Lâcher la proie pour l'ombre. Voici une fort belle locution, trop peu usitée, que l'on voit que de loin en loin dans les vieux livres vénérables et qui signifie se laisser distraire de ses intérêts, abandonner un avantage réel pour un profil illusoire. Or dans l'histoire qui nous intéresse, ce brave
Peter Schlemihl, a quant à lui, inconsidérément, et bien plutôt, abandonner son ombre pour les richesses de ce monde! Talonné par le besoin, notre héros s'est laissé berner par le Malin, qui a plus d'un tour dans son sac, et en l'occurrence, la poche fort profonde et jamais avare en ressources, y puisant des merveilles comme le prestidigitateur le fait de son chapeau. Dans un premier temps amadoué par ses ducats et par sa prodigalité toute orientale, les braves gens, qui ne s'illustrent guère par la gratitude, se détournent de lui comme d'un sujet d'opprobre, lui l'homme dépourvu de la sempiternelle et fidèle compagne de chaque instant, hormis les jours de pluie, de brouillard à couper au couteau : j'ai nommé l'ombre que chaque homme, du manant au sultan, partage, avec la mort, dans son humaine condition.
Cette sympathique étrange histoire de
Peter Schlemihl est un abordable et fort distrayant épigone du
Faust de
Goethe. L'histoire du fameux et décevant pacte que l'homme, dans sa vanité, signe avec le diable qui sait fort bien tourner les traités.
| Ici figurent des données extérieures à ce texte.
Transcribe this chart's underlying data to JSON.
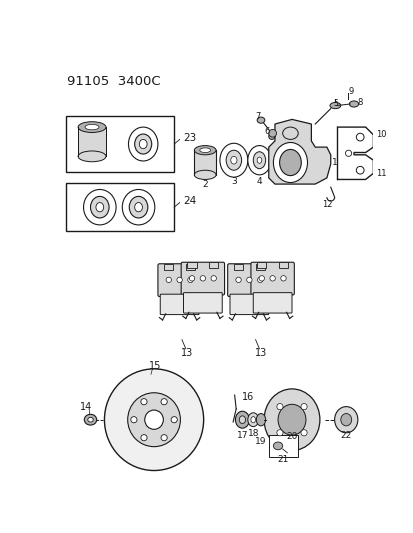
{
  "title": "91105  3400C",
  "bg_color": "#ffffff",
  "line_color": "#1a1a1a",
  "gray_light": "#d8d8d8",
  "gray_mid": "#b0b0b0",
  "gray_dark": "#888888"
}
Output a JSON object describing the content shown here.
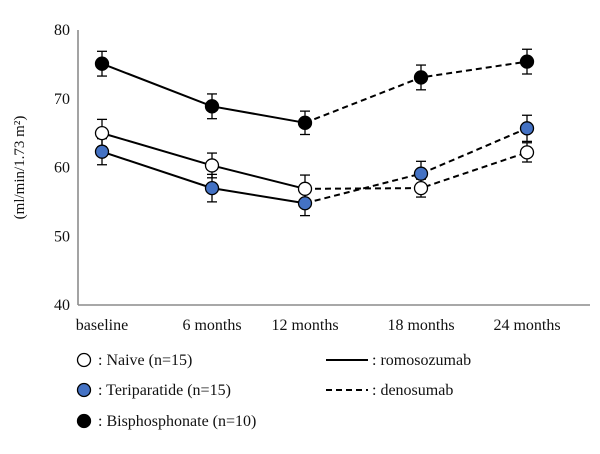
{
  "chart_data": {
    "type": "line",
    "categories": [
      "baseline",
      "6 months",
      "12 months",
      "18 months",
      "24 months"
    ],
    "ylabel": "(ml/min/1.73 m²)",
    "ylim": [
      40,
      80
    ],
    "yticks": [
      "40",
      "50",
      "60",
      "70",
      "80"
    ],
    "grid": false,
    "series": [
      {
        "name": ": Naive (n=15)",
        "marker": "open-circle",
        "marker_fill": "#ffffff",
        "values": [
          65.0,
          60.3,
          56.9,
          57.0,
          62.2
        ],
        "error": [
          2.0,
          1.8,
          2.0,
          1.3,
          1.4
        ]
      },
      {
        "name": ": Teriparatide (n=15)",
        "marker": "filled-circle",
        "marker_fill": "#4472c4",
        "values": [
          62.3,
          57.0,
          54.8,
          59.1,
          65.7
        ],
        "error": [
          1.9,
          2.0,
          1.8,
          1.8,
          1.9
        ]
      },
      {
        "name": ": Bisphosphonate (n=10)",
        "marker": "filled-circle",
        "marker_fill": "#000000",
        "values": [
          75.1,
          68.9,
          66.5,
          73.1,
          75.4
        ],
        "error": [
          1.8,
          1.8,
          1.7,
          1.8,
          1.8
        ]
      }
    ],
    "treatment_segments": [
      {
        "label": ": romosozumab",
        "style": "solid",
        "from": 0,
        "to": 2
      },
      {
        "label": ": denosumab",
        "style": "dashed",
        "from": 2,
        "to": 4
      }
    ],
    "legend_position": "bottom"
  }
}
Ce classique de la littérature allemande, écrit par un français d'origine, à la langue élégante et fleurie, au succès immédiat et jamais démenti, est un joli petit conte philosophico-fantastique sur le chemin de l'homme vers l'acquisition de la véritable richesse : la sagesse dans la connaissance de soi et de ses besoins profonds.